Estela sem Deus

(excertos)

Jeferson Tenório

 

Este livro é uma obsessão. Uma profecia inventada. Uma espécie de vida imaginada a se cumprir. Aos dois anos de idade minha mãe me deu um livro chamado “decifrando o futuro”. Talvez ela não soubesse, mas ali, ela haveria de ordenar meu destino, me condenando aos livros e à tarefa de ficcionalizar a vida. Maldição intelectual.

Estela está neste livro porque precisava existir. Na verdade, Estela sempre existiu. Antes mesmo de ter escrito o meu primeiro romance O Beijo na Parede, ela estava lá. Eu apenas apurei os ouvidos e descobri sua voz.

(Estela sem Deus, Nota do autor, p. 9)

 

 I. A proteção do abandono

1.

Até os meus 13 anos, eu só tinha ido ao cemitério uma vez, e foi na ocasião em que a vó Delfina parou de respirar enquanto estava sentada na frente de casa, olhando o movimento da rua. Lembro que, naquele dia, eu conheci meus outros parentes mais afastados e todos estavam muito tristes. Mas, pouco antes de morrer a vó Delfina me ensinou algo importante sobre a perda. E isso ocorreu certa vez, quando eu e o Augusto brincávamos no pátio e vimos um filhote de passarinho cair do ninho e se espatifar na nossa frente.

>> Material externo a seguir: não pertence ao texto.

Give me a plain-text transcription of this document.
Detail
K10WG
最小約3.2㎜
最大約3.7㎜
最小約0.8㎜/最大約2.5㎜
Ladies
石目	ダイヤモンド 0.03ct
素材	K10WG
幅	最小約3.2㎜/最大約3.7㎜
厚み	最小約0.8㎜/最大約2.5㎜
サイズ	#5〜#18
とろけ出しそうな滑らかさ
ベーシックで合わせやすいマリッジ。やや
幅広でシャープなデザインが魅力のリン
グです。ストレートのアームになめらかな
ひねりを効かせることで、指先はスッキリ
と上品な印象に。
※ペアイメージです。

Dois pingos de sangue coloriram a terra. O ovo havia se partido ao meio e dentro dele estava um filhotinho frágil e trêmulo agonizava.

Ficamos olhando sem saber o que fazer. Então, o Augusto pegou um graveto, mexeu na casca do ovo e eu disse: não faz isso, Augusto. Mas meu irmão não me ouviu e continuou mexendo no passarinho como se a vida fosse um brinquedo. Então eu entrei em casa chamando a nossa avó. E hoje penso que a vó Delfina era mesmo uma pessoa muito delicada, porque os lugares em que ela estava sempre me apaziguavam, mesmo se um dia estivéssemos no meio de uma tempestade com trovões medonhos e estrondosos, ou numa guerra com bombas e feridos, seria sempre a vó Delfina a emprestar sua paz para as coisas.

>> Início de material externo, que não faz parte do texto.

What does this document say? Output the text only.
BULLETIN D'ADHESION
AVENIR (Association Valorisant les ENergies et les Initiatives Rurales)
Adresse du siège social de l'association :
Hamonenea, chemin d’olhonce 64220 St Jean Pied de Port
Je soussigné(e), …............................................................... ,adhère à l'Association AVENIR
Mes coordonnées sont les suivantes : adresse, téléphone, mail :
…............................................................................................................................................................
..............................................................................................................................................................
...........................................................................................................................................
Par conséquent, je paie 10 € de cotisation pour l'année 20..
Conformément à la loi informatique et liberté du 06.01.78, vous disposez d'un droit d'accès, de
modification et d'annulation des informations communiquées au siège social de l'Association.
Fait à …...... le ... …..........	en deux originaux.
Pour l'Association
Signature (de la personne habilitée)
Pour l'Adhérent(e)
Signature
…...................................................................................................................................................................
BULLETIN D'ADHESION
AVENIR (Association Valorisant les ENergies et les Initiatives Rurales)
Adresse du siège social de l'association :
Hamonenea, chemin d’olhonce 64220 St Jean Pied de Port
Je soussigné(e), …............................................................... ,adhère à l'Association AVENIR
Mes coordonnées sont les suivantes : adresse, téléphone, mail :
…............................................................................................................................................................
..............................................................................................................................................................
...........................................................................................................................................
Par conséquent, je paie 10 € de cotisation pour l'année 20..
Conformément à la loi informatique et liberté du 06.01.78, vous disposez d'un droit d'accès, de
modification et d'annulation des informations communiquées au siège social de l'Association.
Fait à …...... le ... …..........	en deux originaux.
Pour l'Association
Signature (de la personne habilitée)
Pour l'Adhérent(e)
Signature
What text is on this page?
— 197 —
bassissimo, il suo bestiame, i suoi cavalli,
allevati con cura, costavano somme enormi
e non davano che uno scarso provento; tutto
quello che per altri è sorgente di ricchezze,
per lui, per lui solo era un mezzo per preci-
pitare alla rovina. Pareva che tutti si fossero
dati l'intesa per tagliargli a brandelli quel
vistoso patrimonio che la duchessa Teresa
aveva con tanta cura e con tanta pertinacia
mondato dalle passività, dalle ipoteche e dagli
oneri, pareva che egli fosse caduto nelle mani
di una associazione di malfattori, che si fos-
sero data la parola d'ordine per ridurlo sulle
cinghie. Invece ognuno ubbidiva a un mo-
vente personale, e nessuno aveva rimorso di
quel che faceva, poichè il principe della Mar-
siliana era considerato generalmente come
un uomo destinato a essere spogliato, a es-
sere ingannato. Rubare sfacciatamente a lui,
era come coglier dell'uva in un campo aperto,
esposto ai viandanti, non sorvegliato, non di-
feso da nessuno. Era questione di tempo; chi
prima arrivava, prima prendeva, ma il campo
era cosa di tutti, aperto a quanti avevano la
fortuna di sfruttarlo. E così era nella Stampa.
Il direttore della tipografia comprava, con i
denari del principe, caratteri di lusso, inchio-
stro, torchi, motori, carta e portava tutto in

Eu disse: vó, tem um passarinho morrendo lá no pátio e o Augusto está mexendo nele com um graveto, acho que ele está matando o bichinho. A vó Delfina levantou com certa dificuldade pedindo para que segurasse seu braço, fomos até o pátio. Quando chegamos, o Augusto estava apenas olhando o ovo partido. Disse que não tinha feito nada.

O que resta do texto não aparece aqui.